Il Patrick Zaki indiano si chiama Sharjeel Imam. E’ di poco maggiore dello studente egiziano, ha 34 anni e come lui è un dottorando, all’Università Jawaharlal Nehru di New Delhi. E’ detenuto da mesi e accusato apertamente di terrorismo in base a Unlawful Activities Prevention Act, normativa che bolla come pericoloso per la nazione un comportamento o un semplice discorso che non piace al governo. Gli interventi dello specializzando, attraverso la rete social, erano rivolti a un’altra legge - Citizenship Amendment Act - votata dal Parlamento indiano nel dicembre 2019. Questa sta regolamentando l’ingresso in India di minoranze etnico-religiose di rifugiati dai Paesi confinanti, iniziativa di cui il governo Modi si vanta per l’apertura e l’accoglienza. Peccato che la norma faccia un distinguo: confini aperti a tutti tranne che ai musulmani, per questo le Nazioni Unite giudicano la misura discriminatoria. Nel Paese-continente dove la presenza islamica, pur minoritaria, raggiunge numeri considerevoli (200 milioni di cittadini) sono sorte proteste. Una, denominata Shaheen Bagh, ha visto sit-in pacifici per oltre cento giorni con la partecipazione di centinaia di migliaia di musulmani, solidali con fratelli e sorelle d’oltreconfine. Ma in base all’UAPA cinque Stati federali (Delhi, Uttar Pradesh, Arunachal Pradesh, Assam, Manipur) hanno indicato Imam come terrorista. 
La sua colpa è essersi richiamato a dette manifestazioni, averne diffuso notizie e riflessioni sul web.
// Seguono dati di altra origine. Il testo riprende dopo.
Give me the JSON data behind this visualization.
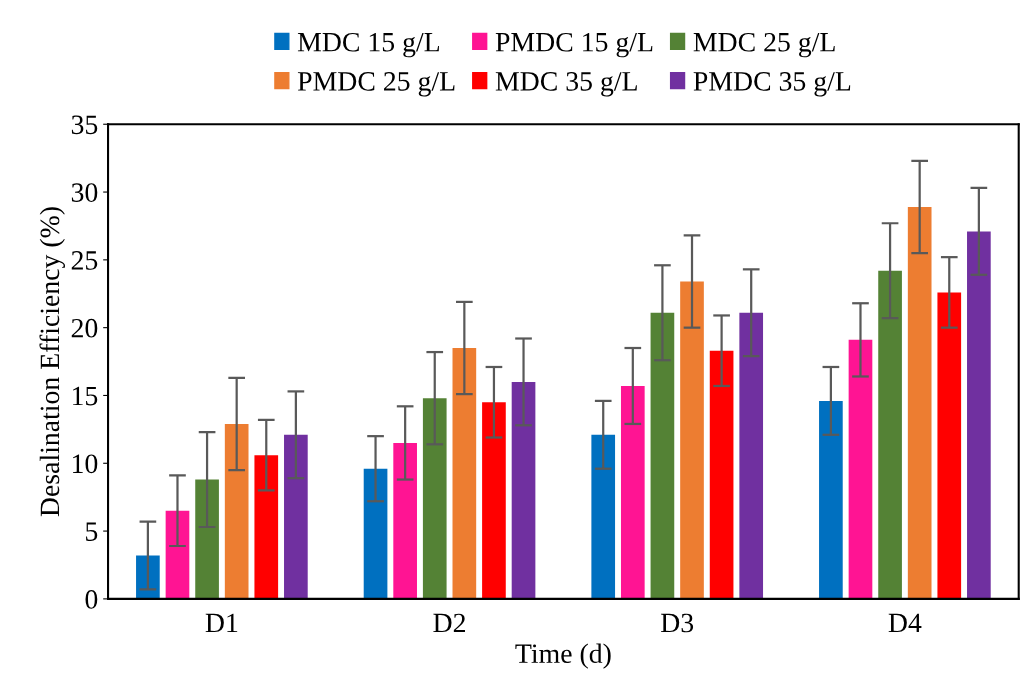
{
  "chart_data": {
    "type": "bar",
    "xlabel": "Time (d)",
    "ylabel": "Desalination Efficiency (%)",
    "categories": [
      "D1",
      "D2",
      "D3",
      "D4"
    ],
    "ylim": [
      0,
      35
    ],
    "yticks": [
      0,
      5,
      10,
      15,
      20,
      25,
      30,
      35
    ],
    "grid": false,
    "legend": "top",
    "series": [
      {
        "name": "MDC 15 g/L",
        "color": "#0070c0",
        "values": [
          3.2,
          9.6,
          12.1,
          14.6
        ],
        "errors": [
          2.5,
          2.4,
          2.5,
          2.5
        ]
      },
      {
        "name": "PMDC 15 g/L",
        "color": "#ff1493",
        "values": [
          6.5,
          11.5,
          15.7,
          19.1
        ],
        "errors": [
          2.6,
          2.7,
          2.8,
          2.7
        ]
      },
      {
        "name": "MDC 25 g/L",
        "color": "#548235",
        "values": [
          8.8,
          14.8,
          21.1,
          24.2
        ],
        "errors": [
          3.5,
          3.4,
          3.5,
          3.5
        ]
      },
      {
        "name": "PMDC 25 g/L",
        "color": "#ed7d31",
        "values": [
          12.9,
          18.5,
          23.4,
          28.9
        ],
        "errors": [
          3.4,
          3.4,
          3.4,
          3.4
        ]
      },
      {
        "name": "MDC 35 g/L",
        "color": "#ff0000",
        "values": [
          10.6,
          14.5,
          18.3,
          22.6
        ],
        "errors": [
          2.6,
          2.6,
          2.6,
          2.6
        ]
      },
      {
        "name": "PMDC 35 g/L",
        "color": "#7030a0",
        "values": [
          12.1,
          16.0,
          21.1,
          27.1
        ],
        "errors": [
          3.2,
          3.2,
          3.2,
          3.2
        ]
      }
    ]
  }
}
Il primo intervento l’aveva effettuato dal vivo nel gennaio 2020, prima che scoppiasse la pandemia di Covid-19, intervenendo all’Università Islamica di Aligarh, un ateneo con quasi centocinquant’anni di storia. Ciò che disse fece scalpore. Se ne occuparono anche i maggiori media nazionali, quelli vicini al governativo Baharatiya Janata Party l’additarono come un soggetto che spaccava il Paese. Eppure il richiamo dell’attivista ai blocchi stradali era di tipo pacifico, simile alle azioni attuate successivamente dai contadini durante il braccio di ferro antigovernativo del 2021. Ma il giovane studioso veniva considerato un pericolo pubblico “una sfida all’integrità e alla sovranità dell’India, un odiatore delle istituzioni, un fomentatore di disordini e anarchia”. Da qui l’arresto che l’ha sbattuto nella prigione di Tihar, alle porte della capitale, non si sa per quanto. E’ il maggior complesso carcerario dell’Asia meridionale, dotato di nove blocchi. Il ministero di Giustizia lo considera un gioiello, un perfetto ‘istituto di correzione’ fornito di musicoterapia e laboratori industriali interni, a tal punto che il marchio ‘Tihar’ viene riportato sulle merci prodotte. Sebbene le notizie che circolano fra gli attivisti dei diritti parlino di condizioni di salute precaria per tanti detenuti e un alto tasso di sieropositivi. Non ci sono notizie sul Covid ed è difficile pensare a vaccinazioni dei reclusi in corso. Suoi colleghi e insegnanti affermano sdegnati: “Sharjeel è conosciuto certo, è uno dei pilastri dell’opposizione al CAA, ma è detenuto perché è musulmano. Non ha commesso reati né crimini, ha solo espresso opinioni”. Quelle che Modi vuole cancellare a ogni costo. Come al-Sisi.